- Poster
- Directed by: Abu Aleeha
- Written by: Abu Aleeha
- Produced by: Neha Laaj Asif Malik
- Starring: Shamoon Abbasi; Mohsin Abbas Haider; Sonya Hussyn; Rizwan Ali Jaffri; Maira Khan;
- Cinematography: Asrad Khan
- Edited by: Diginext
- Music by: Ali Allahditta
- Production companies: Laaj Productions B13 Productions
- Distributed by: Eveready Pictures
- Release date: 21 April 2023;
- Country: Pakistan
- Language: Urdu

= Daadal =

Daadal is a 2023 Pakistani crime thriller film written and directed by Abu Aleeha and produced by Neha Laaj and Asif Malik.

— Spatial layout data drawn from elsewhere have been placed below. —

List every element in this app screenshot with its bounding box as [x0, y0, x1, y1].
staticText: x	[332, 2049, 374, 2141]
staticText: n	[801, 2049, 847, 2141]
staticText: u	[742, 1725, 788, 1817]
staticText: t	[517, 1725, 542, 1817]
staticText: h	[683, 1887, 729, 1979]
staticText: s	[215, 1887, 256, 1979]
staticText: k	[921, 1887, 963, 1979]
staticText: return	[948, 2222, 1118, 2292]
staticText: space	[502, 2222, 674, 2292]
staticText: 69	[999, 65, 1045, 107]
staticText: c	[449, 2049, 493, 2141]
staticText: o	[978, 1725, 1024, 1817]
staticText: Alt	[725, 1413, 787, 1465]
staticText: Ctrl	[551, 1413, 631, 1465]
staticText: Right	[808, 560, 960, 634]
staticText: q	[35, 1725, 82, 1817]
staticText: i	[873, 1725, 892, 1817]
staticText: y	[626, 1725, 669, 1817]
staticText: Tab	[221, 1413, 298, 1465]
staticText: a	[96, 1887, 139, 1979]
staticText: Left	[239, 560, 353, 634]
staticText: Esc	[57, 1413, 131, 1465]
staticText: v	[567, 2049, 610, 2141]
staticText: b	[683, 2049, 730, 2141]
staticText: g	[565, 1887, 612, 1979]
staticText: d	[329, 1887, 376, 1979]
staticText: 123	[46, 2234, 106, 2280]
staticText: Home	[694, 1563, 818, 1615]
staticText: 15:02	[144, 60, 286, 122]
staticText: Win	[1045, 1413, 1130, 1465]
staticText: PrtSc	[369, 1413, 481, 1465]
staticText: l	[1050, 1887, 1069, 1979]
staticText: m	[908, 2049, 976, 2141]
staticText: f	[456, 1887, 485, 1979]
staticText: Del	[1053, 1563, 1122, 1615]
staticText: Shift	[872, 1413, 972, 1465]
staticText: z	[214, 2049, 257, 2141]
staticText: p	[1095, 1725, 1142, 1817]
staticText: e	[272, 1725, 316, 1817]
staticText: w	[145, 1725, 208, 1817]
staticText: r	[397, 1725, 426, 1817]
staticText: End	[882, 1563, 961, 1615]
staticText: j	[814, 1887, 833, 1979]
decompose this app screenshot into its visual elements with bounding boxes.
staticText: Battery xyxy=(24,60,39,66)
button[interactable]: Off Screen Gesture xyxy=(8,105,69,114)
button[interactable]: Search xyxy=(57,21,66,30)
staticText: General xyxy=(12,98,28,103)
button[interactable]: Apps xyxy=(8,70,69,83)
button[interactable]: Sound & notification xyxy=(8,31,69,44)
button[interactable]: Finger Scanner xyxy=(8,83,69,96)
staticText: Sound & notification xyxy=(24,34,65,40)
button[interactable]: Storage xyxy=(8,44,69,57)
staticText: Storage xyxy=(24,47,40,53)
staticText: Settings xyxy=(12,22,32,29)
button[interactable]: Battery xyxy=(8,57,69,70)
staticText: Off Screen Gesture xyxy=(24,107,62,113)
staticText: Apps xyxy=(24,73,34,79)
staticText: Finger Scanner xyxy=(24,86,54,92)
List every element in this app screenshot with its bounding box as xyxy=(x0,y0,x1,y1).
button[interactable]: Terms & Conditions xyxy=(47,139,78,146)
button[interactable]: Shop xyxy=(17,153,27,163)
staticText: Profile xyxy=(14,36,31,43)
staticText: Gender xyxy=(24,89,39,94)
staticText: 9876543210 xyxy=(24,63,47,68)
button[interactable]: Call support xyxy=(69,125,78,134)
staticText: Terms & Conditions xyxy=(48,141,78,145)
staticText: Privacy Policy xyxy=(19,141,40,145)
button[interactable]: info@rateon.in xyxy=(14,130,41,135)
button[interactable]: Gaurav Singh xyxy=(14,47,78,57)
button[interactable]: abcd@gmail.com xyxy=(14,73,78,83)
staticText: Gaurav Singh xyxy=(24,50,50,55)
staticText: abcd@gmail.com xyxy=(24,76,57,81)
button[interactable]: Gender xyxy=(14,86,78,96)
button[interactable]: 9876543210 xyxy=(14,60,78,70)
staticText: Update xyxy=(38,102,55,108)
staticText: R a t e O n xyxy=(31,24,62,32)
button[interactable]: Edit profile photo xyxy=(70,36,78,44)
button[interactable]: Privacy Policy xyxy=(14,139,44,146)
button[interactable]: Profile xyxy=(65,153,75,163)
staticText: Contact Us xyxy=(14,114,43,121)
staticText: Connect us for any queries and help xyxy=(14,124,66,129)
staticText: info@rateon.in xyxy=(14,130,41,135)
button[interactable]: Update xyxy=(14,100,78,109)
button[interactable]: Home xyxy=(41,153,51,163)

It stars Shamoon Abbasi, Mohsin Abbas Haider, Sonya Hussyn, Rizwan Ali Jaffri, Maira Khan. The film follows a female boxer from Lyari who becomes a contract killer targeting abusive men.

== Cast ==

- Shamoon Abbasi
- Mohsin Abbas Haider
- Sonya Hussyn
- Rizwan Jaffari
- Maira Khan
- Adnan Shah Tipu

== Reception ==
Mohammad Kamran Jawaid of Dawn Images, praised Sonya Hussyn's intense performance and Mohsin Abbas Haider's dominant presence, along with the film's decent cinematography. However, he felt the narrative struggled after a strong pre-intermission sequence, ultimately leading to a weak climax that underutilized the supporting cast.

Hurmat Majid of Youlin Magazine, praised Daadal as a bold exploration of abuse and revenge, highlighting Sonya Hussyn's strong lead performance and the film's gritty cinematography. However, Majid noted that the story felt rushed and underdeveloped in the second half.